Из сада доносится разговор на повышенных тонах. Выглядываю в окошко своей комнаты.
Бедная моя мамочка скрючилась над своей клумбой, а бабушка Клара размахивает руками и носится между грядок, как леди Макбет. Бьюсь об заклад, брюзжит по поводу драмы с Этной. По-моему, у нее самая большая радость в жизни — заявить маме: «А я тебе говорила». Адвокат-стервятник, черт ее подери.
Папа вчера вечером совершенно вышел из себя, когда узнал, что натворила Этна. Они с мамой учинили грандиозный скандал. С тех пор почти не разговаривают. Какое бы там соглашение они ни заключили в Париже, теперь оно наверняка расторгнуто. Оно бы так и так не сработало. Ну да, в последние несколько недель папа покупает маме всякие баснословно дорогие штуки и даже приходит домой рано, но вид у него такой, словно у него отняли сердце. В прошлом семестре мы проходили в школе «Доктора Фауста». Такое ощущение, что Мефистофель полчаса назад навестил моего отца.
Открываю окно — надо проветрить комнату. Ядовитыми парами до меня доносятся слова бабушки Клары:
—…Во-первых, сама идея абсурдна. В твоем возрасте вдруг подорваться и отправиться на континент «открывать искусство»! Одному Богу известно, что случится с твоей семьей, пока ты колесишь по Европе.
— Ничего с ними не случится, — устало говорит мама. — Кейт вполне способна…
— «Вполне способна»! Да она же малолетняя нарушительница! Нужно было быть с ней построже в детстве. Извини, что приходится повторять: я же говорила, но…
— Кейт никакая не нарушительница! — вдруг взрывается мама. — Она красивая, веселая, умная! Меня распирает от гордости за нее!

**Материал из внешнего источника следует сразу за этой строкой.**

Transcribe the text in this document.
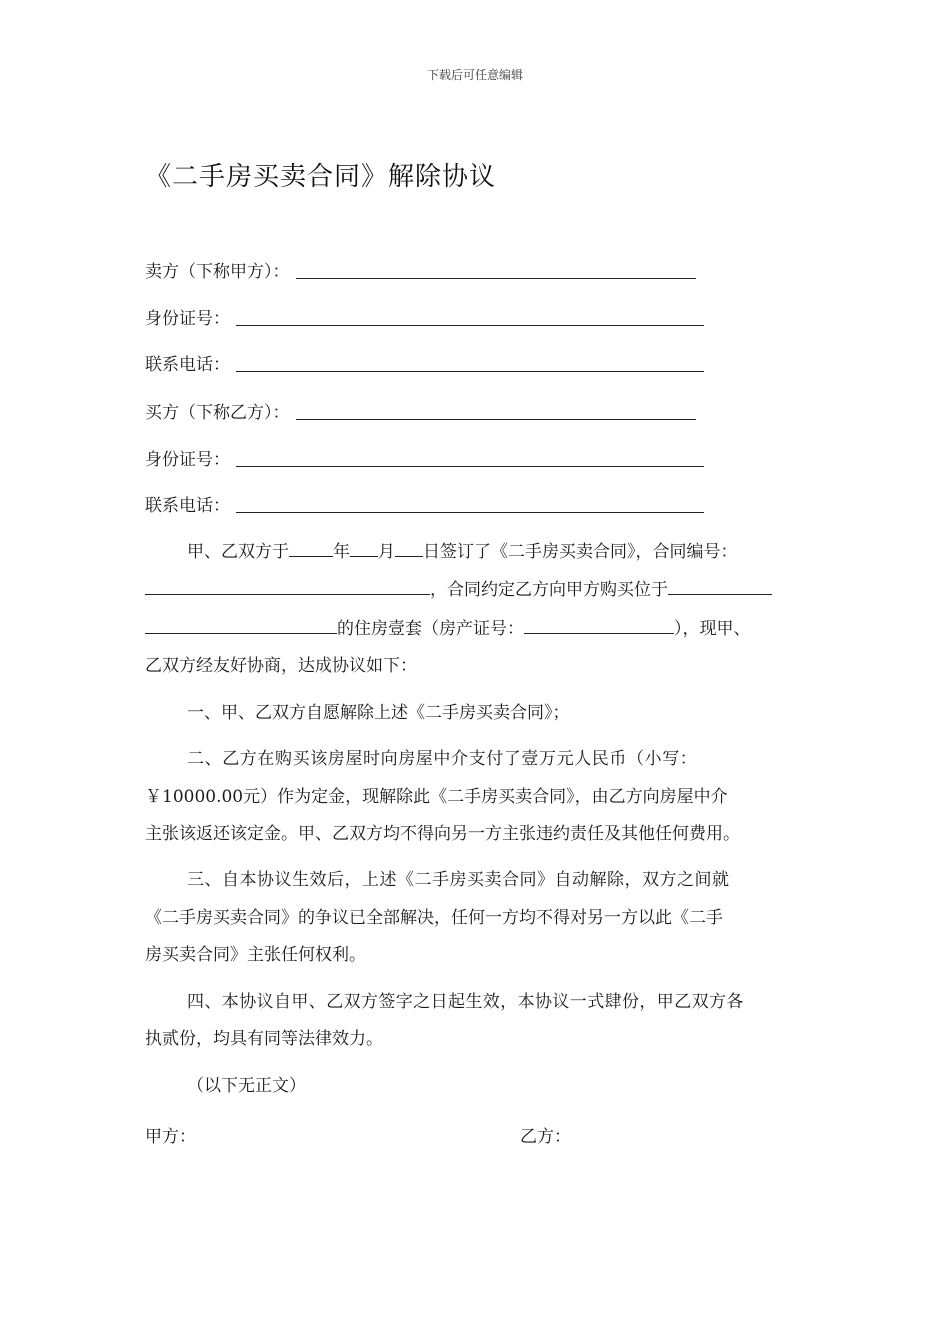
下载后可任意编辑
《二手房买卖合同》解除协议
卖方（下称甲方）：
身份证号：
联系电话：
买方（下称乙方）：
身份证号：
联系电话：
甲、乙双方于	年 月 日签订了《二手房买卖合同》，合同编号：
，合同约定乙方向甲方购买位于
的住房壹套（房产证号：	），现甲、
乙双方经友好协商，达成协议如下：
一、甲、乙双方自愿解除上述《二手房买卖合同》；
二、乙方在购买该房屋时向房屋中介支付了壹万元人民币（小写：
￥10000.00元）作为定金，现解除此《二手房买卖合同》，由乙方向房屋中介
主张该返还该定金。甲、乙双方均不得向另一方主张违约责任及其他任何费用。
三、自本协议生效后，上述《二手房买卖合同》自动解除，双方之间就
《二手房买卖合同》的争议已全部解决，任何一方均不得对另一方以此《二手
房买卖合同》主张任何权利。
四、本协议自甲、乙双方签字之日起生效，本协议一式肆份，甲乙双方各
执贰份，均具有同等法律效力。
（以下无正文）
甲方：	乙方：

У моей дочери есть решимость, талант и целеустремленность, и она уже вдвое превзошла и тебя, и меня, и даже наши самые смелые мечты! И я не потерплю, чтобы ты являлась в мой дом и брызгала ядом на мою семью! Ты превратила мою жизнь в ад с момента моего рождения. Я не дам тебе отравить жизнь моей дочери!
Густая краска заливает мои щеки, хотя меня никто не видит. По-моему, я никогда не слышала, чтобы мама вообще давала отпор бабушке Кларе, и уж тем более никогда так решительно не вставала на мою защиту.
Странно. Я знаю, мама действительно любит папу, но сейчас у меня чувство, что это она Супермен, а папа — некая романтичная особа с Криптона. Обычно он заботится обо всем, а она исчезает на заднем плане. Но в последние недели, по мере того как папа становился все более вымотанным и отстраненным, мама набиралась уверенности. Когда папа перестал указывать ей что и как делать, она даже начала сама распоряжаться им! Она не дала ему купить отвратительный «хаммер» (неужели он хочет, чтобы его внуки жили на обугленной скале?) и заняла решительную позицию насчет поездки в Италию, хотя теперь, наверное, все отменится из-за Этны.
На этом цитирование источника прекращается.